School integration

= Audio Available Online
The first two years of merger and busing in Jefferson County.
Elmer Lucille Allen grew up in the Russell neighborhood in the 1930s and 40s. Allen described the neighborhood in the days before urban renewal in the late 1950s. She attended Madison Street Junior High School and Central High School during segregation. She attended Louisville Municipal College, the African American arm of the University of Louisville. After the Supreme Court desegregated schools in 1954, UofL closed Louisville Municipal College and Allen went on the Nazareth College (now Spalding University). She became the first African American chemist at Brown-Foreman.
Ansback deals with the changes that she has experienced that relate to Jefferson County, Kentucky, schools before and after busing. Items such as teacher attitudes, disciplines, academic achievement, and the PTA organization.
Recounts memories of working at WHAS-Radio in Louisville, Ky. from 1969-1980. Mr. Bastin talks about his early days as a news writer, Paul Clark, and the Bingham standards of quality. Bastin became the News Director of WHAS Radio in 1972. Recalls coverage of April 3, 1974 tornado, school desegregation, and snow storms. Discusses the transition of FM-WHAS from an all news format to the country format of WAMZ.
Robert Benson (b. 1942 in Lousville), Louisville lawyer and former Kentucky legislator, speaks about his experiences with the Civil Rights Movement and some of its leaders in Louisville. Topics include how he became aware of prejudice in the community and got involved with the Open Housing movement; the demonstrations for Open Housing; his experiences representing the Hikes Point/Highlands district from 1974-1980; his friendship with ACLU lawyer Thomas Hogan, who filed the lawsuit that lead to desegregation efforts in Louisville; the passing of laws merging Jefferson County school districts; the passing of laws to desegregate the resulting combined school district; and the backlash and demonstrations against desegregation and busing.

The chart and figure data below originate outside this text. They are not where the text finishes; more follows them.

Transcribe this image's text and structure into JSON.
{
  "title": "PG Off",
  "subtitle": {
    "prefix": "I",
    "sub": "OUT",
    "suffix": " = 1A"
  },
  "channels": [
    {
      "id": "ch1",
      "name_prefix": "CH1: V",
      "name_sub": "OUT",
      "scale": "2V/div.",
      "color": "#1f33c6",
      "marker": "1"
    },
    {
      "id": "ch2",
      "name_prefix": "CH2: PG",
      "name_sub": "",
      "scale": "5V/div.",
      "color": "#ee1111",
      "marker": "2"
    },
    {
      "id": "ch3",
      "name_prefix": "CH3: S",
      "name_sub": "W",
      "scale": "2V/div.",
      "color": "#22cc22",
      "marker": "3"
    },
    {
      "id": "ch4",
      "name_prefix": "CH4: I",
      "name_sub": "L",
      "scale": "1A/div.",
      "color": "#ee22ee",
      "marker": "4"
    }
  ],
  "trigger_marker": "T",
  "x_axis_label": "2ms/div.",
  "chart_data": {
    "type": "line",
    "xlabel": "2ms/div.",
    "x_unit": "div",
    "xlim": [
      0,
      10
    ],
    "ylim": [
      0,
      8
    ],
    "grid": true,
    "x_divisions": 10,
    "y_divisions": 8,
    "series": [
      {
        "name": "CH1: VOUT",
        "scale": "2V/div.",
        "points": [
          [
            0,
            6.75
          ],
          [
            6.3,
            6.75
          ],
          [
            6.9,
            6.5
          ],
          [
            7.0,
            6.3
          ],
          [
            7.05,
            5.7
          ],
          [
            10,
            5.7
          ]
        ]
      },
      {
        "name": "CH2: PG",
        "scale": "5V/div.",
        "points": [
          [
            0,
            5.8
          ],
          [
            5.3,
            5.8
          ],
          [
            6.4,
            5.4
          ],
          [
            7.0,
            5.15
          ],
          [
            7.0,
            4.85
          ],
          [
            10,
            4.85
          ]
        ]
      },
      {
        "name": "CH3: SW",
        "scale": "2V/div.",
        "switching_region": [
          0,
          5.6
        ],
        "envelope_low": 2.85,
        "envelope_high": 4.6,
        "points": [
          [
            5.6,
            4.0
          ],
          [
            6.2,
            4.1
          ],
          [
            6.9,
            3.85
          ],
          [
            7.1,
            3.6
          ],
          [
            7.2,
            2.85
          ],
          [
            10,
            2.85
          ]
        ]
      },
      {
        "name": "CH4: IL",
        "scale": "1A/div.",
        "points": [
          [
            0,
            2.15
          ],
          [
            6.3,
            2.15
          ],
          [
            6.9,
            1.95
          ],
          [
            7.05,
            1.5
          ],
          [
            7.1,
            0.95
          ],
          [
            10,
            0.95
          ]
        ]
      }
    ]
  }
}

As publisher of the Courier-Journal in the 1970s, Barry Bingham Jr. recounts the coverage of busing through the news media in Louisville. Discusses the weekly editorial conferences and research involved in taking a position of the paper on busing.
Braden discusses her background and the background of her husband, the late Carl Braden working with the Courier-Journal newspaper during the 1940s; the Wade desegregation case and her husband's trial for sedition in 1954; anti-Vietnam War activities in Louisville; and Ms. Braden's work with Progress in Education (PIE), a pro-busing organization active in Louisville during the 1970s.
Civil rights activist and journalist Anne Braden talks about the civil rights movement in Louisville in the 1950s and 1960s. Topics explored include efforts for school integration, the public reaction to it, her family's experiences with school integration, and redistricting of the city; the West End Community Council and its efforts to keep the West End neighborhood integrated, white flight, and the open housing movement; the activities of SCEF (Southern Conference Educational Fund); the emergence of youth movements; the beginnings of groups like CORE (Congress of Racial Equality), the Committee for Democratic Schools, and the Gandhi Corps; Black Power organizations in Louisville like JOMO (Junta of Militant Organizations) and the Black Panthers; the trial of the Black 6 and the protests surrounding it; and many individuals who were involved in the civil rights movement.
Sheila Brown grew up in the Parkland neighborhood and then lived all over the city. She was a child when the 1968 Parkland Riot occurred. She talked about how it changed her neighborhood. Brown was also among the first group of African American kids bussed in Louisville. She remembered the protest and taunts aimed at her and the other students.
Mr. Burch was principal of Southern High School when Jefferson County Public Schools initiated busing for integration in 1975. He was a long-time resident of Okolona, and a graduate of Southern High School. While stating that within the school, he was isolated from the community, he indicates that the pulse of the community had been quickened by media reports. He indicates that they never had any direct problems with protestors prior to the riots of September 6, 1975, and that rioters never tried to inerefere with the running of the school. He characterizes the internal workings of the school as remaining normal during this period, and indicates that the teachers kept their opinions to themselves. Similarly, he describes the students as having coped well under duress, with few discipline problems. He states that though the student body was obviously uncomfortable in the position it was in, the students did not fight amongst themslves. Burch recalls the night of a football game with Moore High School, another south end school which before the segregation order had been primarily black. He describes the issue as slowly dying down over the course of the school year - protestors eventually stopped coming around the schools, attendance gradually improved, and life returned to normal by the end of the school year.